Julia Butler

Back to Projects

Introductory Machine Learning Project: Iris Flowers

Link to GitHub Repository

Introduction
I have always wanted to learn more about machine learning and machine intelligence, so I found a brief introductory project to familiarize myself with the discipline over the summer. I followed project instructions from Machine Learning Mastery and completed the project on a weekend when I had some downtime from my internship.

Process
Since this project was meant to show me the basics of machine learning, the process was very simple and straightforward. I began this project by setting up a virtual environment complete with Python 3.7.6, scipy, numpy, matplotlib, pandas, and sklearn. Then, I read thorugh the instructions and began to download the data, which was all about irises. As the writer, Jason, described, the project was very easy to follow and did a great job of highlighting important concepts and tools for machine learning.

In this tutorial, Jason guided me through basic data analysis and machine learning skills/tools. In particular, we experimented with 6 different models (both linear and non-linear): Logistic Regression (LR), Linear Discriminant Analysis (LDA), K-Nearest Neighbors (KNN), Classification and Regression Trees (CART), Gaussian Naive Bayes (NB), and Support Vector Machines (SVM). Although I have studied Logistic Regression in my Statistical Data Analysis class, I am not familiar with the other 5 models and hope to conduct more research on these algorithms in the future—whether that be in an academic setting or through self-studying. (Note: I may update this page with my personal research on these modeling algorithms in the future.)

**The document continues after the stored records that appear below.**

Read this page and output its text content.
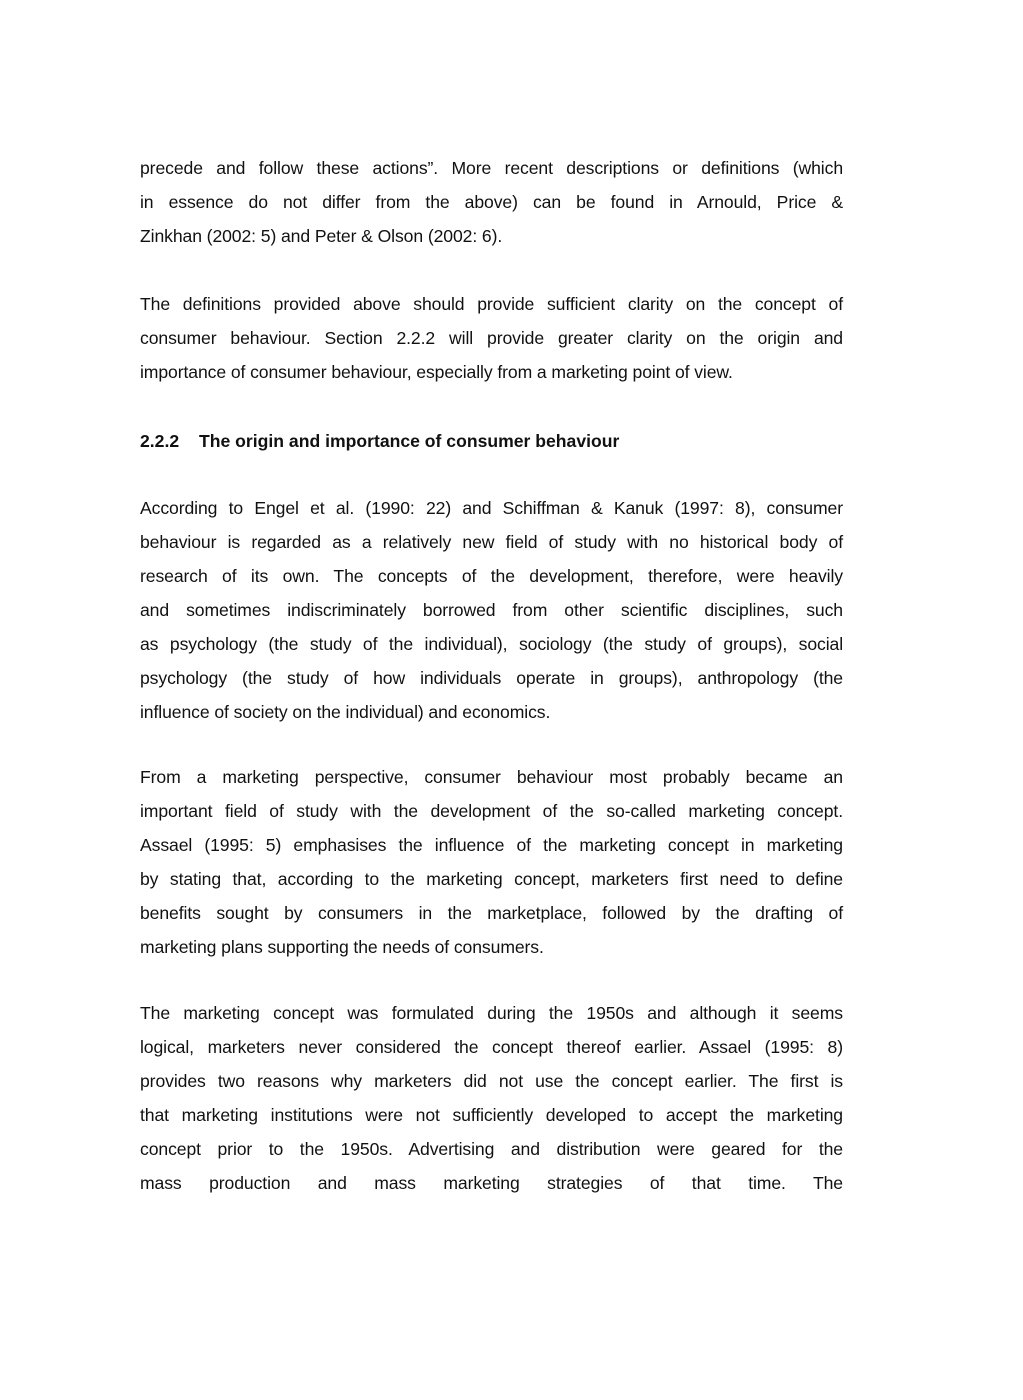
precede and follow these actions”. More recent descriptions or definitions (which
in essence do not differ from the above) can be found in Arnould, Price &
Zinkhan (2002: 5) and Peter & Olson (2002: 6).
The definitions provided above should provide sufficient clarity on the concept of
consumer behaviour. Section 2.2.2 will provide greater clarity on the origin and
importance of consumer behaviour, especially from a marketing point of view.
2.2.2 The origin and importance of consumer behaviour
According to Engel et al. (1990: 22) and Schiffman & Kanuk (1997: 8), consumer
behaviour is regarded as a relatively new field of study with no historical body of
research of its own. The concepts of the development, therefore, were heavily
and sometimes indiscriminately borrowed from other scientific disciplines, such
as psychology (the study of the individual), sociology (the study of groups), social
psychology (the study of how individuals operate in groups), anthropology (the
influence of society on the individual) and economics.
From a marketing perspective, consumer behaviour most probably became an
important field of study with the development of the so-called marketing concept.
Assael (1995: 5) emphasises the influence of the marketing concept in marketing
by stating that, according to the marketing concept, marketers first need to define
benefits sought by consumers in the marketplace, followed by the drafting of
marketing plans supporting the needs of consumers.
The marketing concept was formulated during the 1950s and although it seems
logical, marketers never considered the concept thereof earlier. Assael (1995: 8)
provides two reasons why marketers did not use the concept earlier. The first is
that marketing institutions were not sufficiently developed to accept the marketing
concept prior to the 1950s. Advertising and distribution were geared for the
mass production and mass marketing strategies of that time. The
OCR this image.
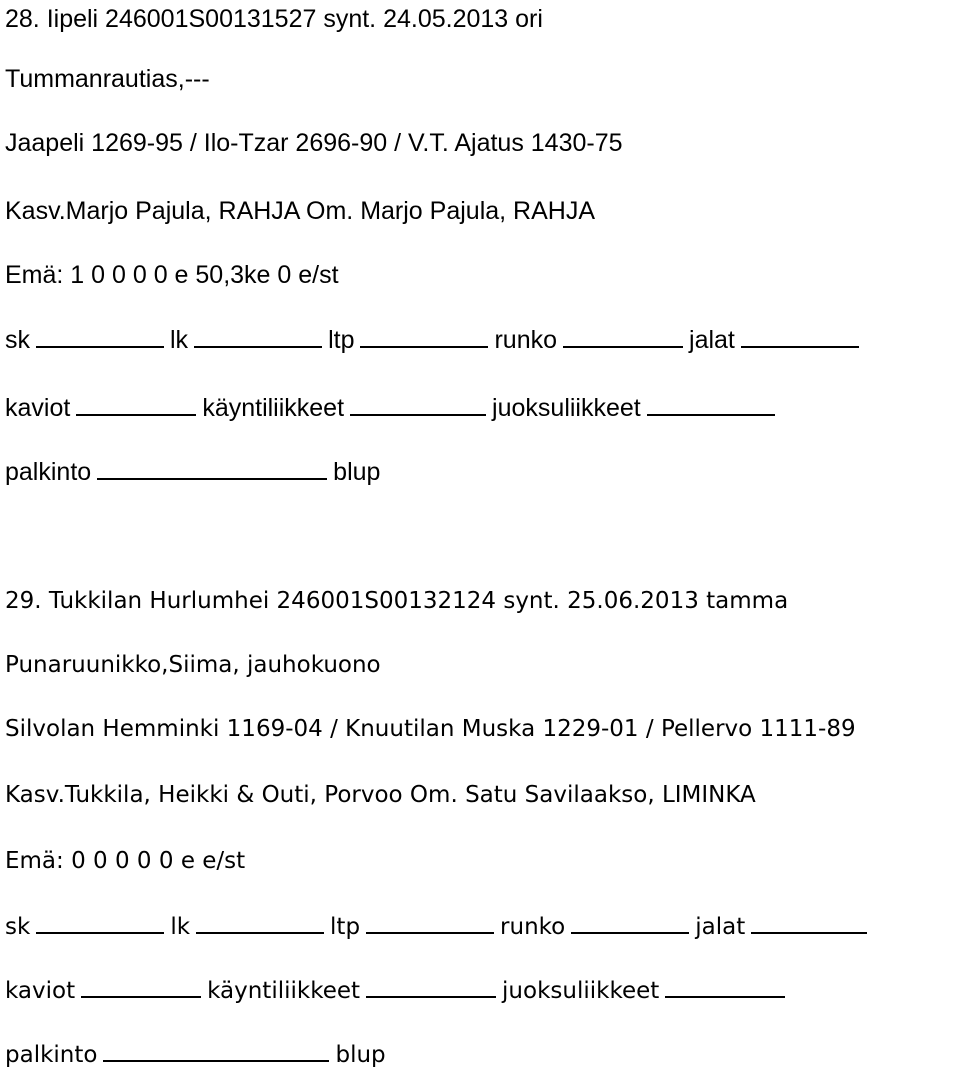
28. Iipeli 246001S00131527 synt. 24.05.2013 ori
Tummanrautias,---
Jaapeli 1269-95 / Ilo-Tzar 2696-90 / V.T. Ajatus 1430-75
Kasv.Marjo Pajula, RAHJA Om. Marjo Pajula, RAHJA
Emä: 1 0 0 0 0 e 50,3ke 0 e/st
sk	lk	ltp	runko	jalat
kaviot	käyntiliikkeet	juoksuliikkeet
palkinto	blup
29. Tukkilan Hurlumhei 246001S00132124 synt. 25.06.2013 tamma
Punaruunikko,Siima, jauhokuono
Silvolan Hemminki 1169-04 / Knuutilan Muska 1229-01 / Pellervo 1111-89
Kasv.Tukkila, Heikki & Outi, Porvoo Om. Satu Savilaakso, LIMINKA
Emä: 0 0 0 0 0 e e/st
sk	lk	ltp	runko	jalat
kaviot	käyntiliikkeet	juoksuliikkeet
palkinto	blup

I've learned that the basic process for this project has 4 main steps: visualizing the data, splitting the data into a training set and a validation set, using modeling algorithms on the training set to determine the best one, and verifying the best model on the validation set. From that point on, if the model proves to have a high accuracy, then predictions can be made using this model.

Conclusion
Overall, this was an informative introduction in the machine learning. As stated above, I decided to go through the steps of this tutorial to learn more about the discipline. If I had more time outside of my internship, I would have researched each of the other modeling algorithms. However, for now, I am happy with what I have learned from this tutorial and that I can see the overlap of my mathematics studies and computer science.